# Quick Look: Tina Guo Infinite Bow (1.4) by Cinesamples



## donbodin (Oct 22, 2020)

Cinesamples has released a FREE update to Tina Guo Acoustic Cello. Version 1.4 of the Kontakt Player sample library comes with Cinesmplaes well known "Infinite Bow" articulations. In this quick look we have a listen to the new addition to this fan-favorite library.



All Tina Guo sample libraries by Cinesamples are currently on a 33% Off Discount during the developers Fall Sale
For all details visit Cinesamples: https://bit.ly/2GYuS3f


----------



## SlHarder (Oct 22, 2020)

Any hint of the "clicking" issue this poster and I have noted?

Just had a quick play with the update - anyone else getting clicks at the (infinite) loop points on some of the notes? Most noticeable one is on the highest Eb

Edit: And the highest F

Edit again: It seems to be on a lot of the notes actually, but only when they don't start with a legato transition. Going from F to Eb then hitting the infinite loop switch doesn't have pops, but just playing the Eb with the infinite loop does have pops. Anyone else able to replicate this?





__





Tina Guo Acoustic Cello Legato update is available.

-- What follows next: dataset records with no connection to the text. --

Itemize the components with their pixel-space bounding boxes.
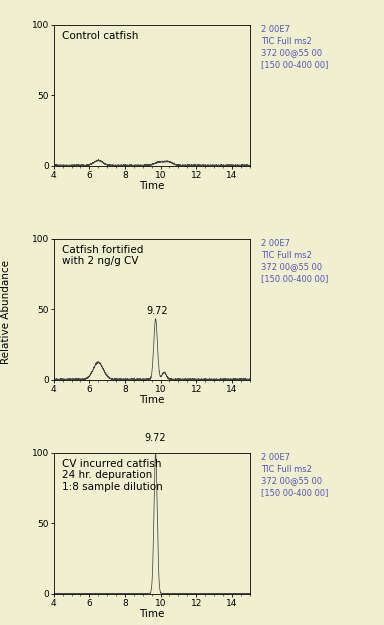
X-axis label: Time: Time [139,181,164,191]
Text: 9.72: 9.72 [145,433,166,443]
X-axis label: Time: Time [139,609,164,619]
X-axis label: Time: Time [139,395,164,405]
Text: 2 00E7
TIC Full ms2
372 00@55 00
[150 00-400 00]: 2 00E7 TIC Full ms2 372 00@55 00 [150 00… [261,453,328,498]
Text: 9.72: 9.72 [147,306,168,316]
Text: CV incurred catfish
24 hr. depuration
1:8 sample dilution: CV incurred catfish 24 hr. depuration 1:… [61,459,162,492]
Text: Catfish fortified
with 2 ng/g CV: Catfish fortified with 2 ng/g CV [61,244,143,266]
Text: Relative Abundance: Relative Abundance [1,261,11,364]
Text: 2 00E7
TIC Full ms2
372 00@55 00
[150 00-400 00]: 2 00E7 TIC Full ms2 372 00@55 00 [150 00… [261,239,328,283]
Text: Control catfish: Control catfish [61,31,138,41]
Text: 2 00E7
TIC Full ms2
372 00@55 00
[150 00-400 00]: 2 00E7 TIC Full ms2 372 00@55 00 [150 00… [261,25,328,69]
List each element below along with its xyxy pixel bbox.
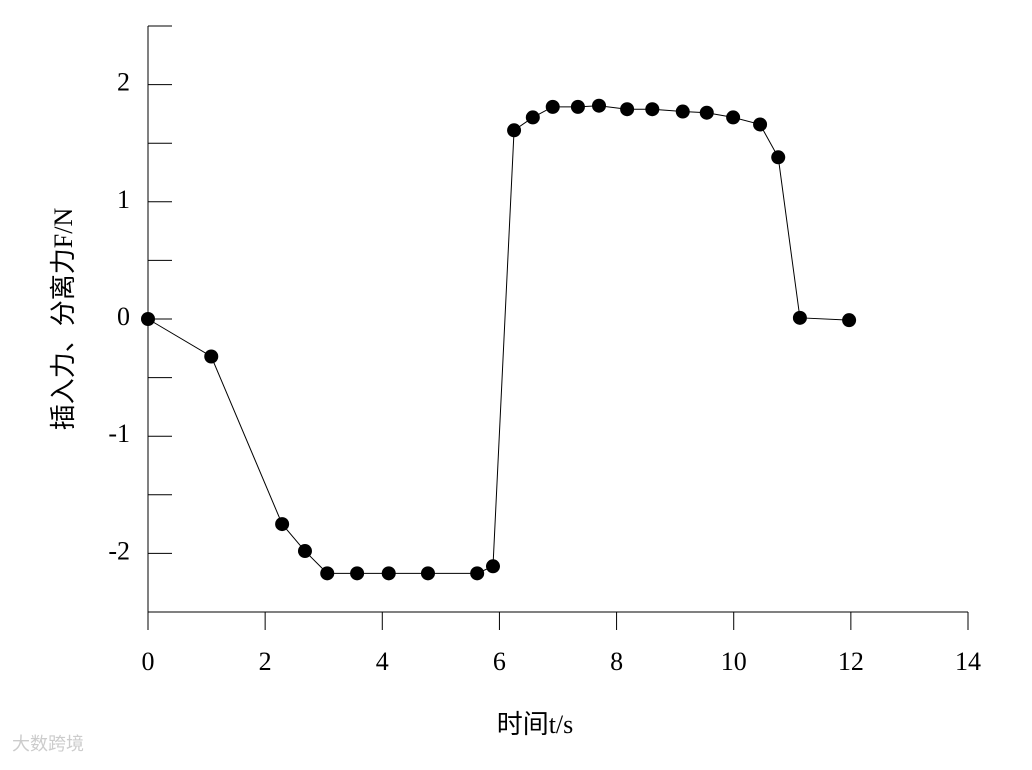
- y-tick-label: 2: [117, 68, 130, 97]
- data-point: [141, 312, 155, 326]
- data-point: [525, 110, 540, 125]
- data-point: [381, 566, 396, 581]
- data-point: [507, 123, 522, 138]
- x-tick-label: 14: [955, 647, 981, 676]
- data-point: [545, 99, 560, 114]
- x-tick-label: 6: [493, 647, 506, 676]
- data-point: [420, 566, 435, 581]
- data-point: [320, 566, 335, 581]
- data-point: [726, 110, 741, 125]
- x-tick-label: 4: [376, 647, 389, 676]
- data-point: [297, 544, 312, 559]
- y-tick-label: -1: [108, 419, 130, 448]
- x-tick-label: 0: [142, 647, 155, 676]
- data-point: [570, 99, 585, 114]
- data-point: [699, 105, 714, 120]
- x-tick-label: 12: [838, 647, 864, 676]
- data-point: [753, 117, 768, 132]
- data-point: [842, 313, 857, 328]
- y-tick-label: -2: [108, 536, 130, 565]
- data-point: [350, 566, 365, 581]
- y-axis-label: 插入力、分离力F/N: [49, 208, 78, 431]
- data-point: [792, 310, 807, 325]
- x-axis-label: 时间t/s: [497, 710, 574, 739]
- data-point: [675, 104, 690, 119]
- data-point: [275, 517, 290, 532]
- data-point: [771, 150, 786, 165]
- data-point: [645, 102, 660, 117]
- watermark: 大数跨境: [12, 734, 84, 754]
- data-point: [204, 349, 219, 364]
- series-line: [147, 105, 850, 574]
- x-tick-label: 8: [610, 647, 623, 676]
- data-point: [592, 98, 606, 113]
- data-point: [620, 102, 635, 117]
- data-point: [485, 559, 500, 574]
- y-tick-label: 0: [117, 302, 130, 331]
- data-point: [470, 566, 485, 581]
- x-tick-label: 2: [259, 647, 272, 676]
- y-tick-label: 1: [117, 185, 130, 214]
- x-tick-label: 10: [721, 647, 747, 676]
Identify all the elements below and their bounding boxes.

Use the Connect exe. now, it puts everything in a folder for you. Install in Native Access, add serial, but reboot host.




vi-control.net


----------



## jcrosby (Oct 23, 2020)

SlHarder said:


> Any hint of the "clicking" issue this poster and I have noted?
> 
> Just had a quick play with the update - anyone else getting clicks at the (infinite) loop points on some of the notes? Most noticeable one is on the highest Eb
> 
> ...


Funny, I haven't downloaded the update yet but I thought I could hear that in this video... Not to mention the loop points are noticeable in general.


----------



## SlHarder (Oct 23, 2020)

Leaving aside the click issue, I find the loop points for Tina infinite bow to be no more noticeable than the other variations one hears when closely listening to a sampled string instrument long bowing. This infinite bow is on par with the infinite in other CS Tina libraries and certainly useful when you need just another beat before a rebow in a slow tempo. And admittedly CS are attempting to create what a real string player could not.


----------



## X-Bassist (Oct 27, 2020)

Just downloaded this from my products on Cinesamples website. There is an nkr and nkc but no nki's. What's up with that? Don't I need an nki to get the 1.4 instrument?


----------



## Rob Elliott (Oct 27, 2020)

Wonderful to have the infinite bow. Now more than ever I wish they would have captured her GREAT tone in a smaller room SO I CAN shape the mix - project dependent!!! Half the things I'd like to use this one on I cannot - because large space Tina was recorded in (that is baked into the samples) :(


----------



## dadadave (Nov 28, 2020)

Does anyone else run into issues when trying to update this? I received a continuata connect link from the vendor where I bought it (Time+Space), downloaded and installed it to replace the old version, now kontakt doesn't load it properly (says Demo, has garbled instrument UI) or expects me to activate it (when in fact it's already activated in Native Access)...


----------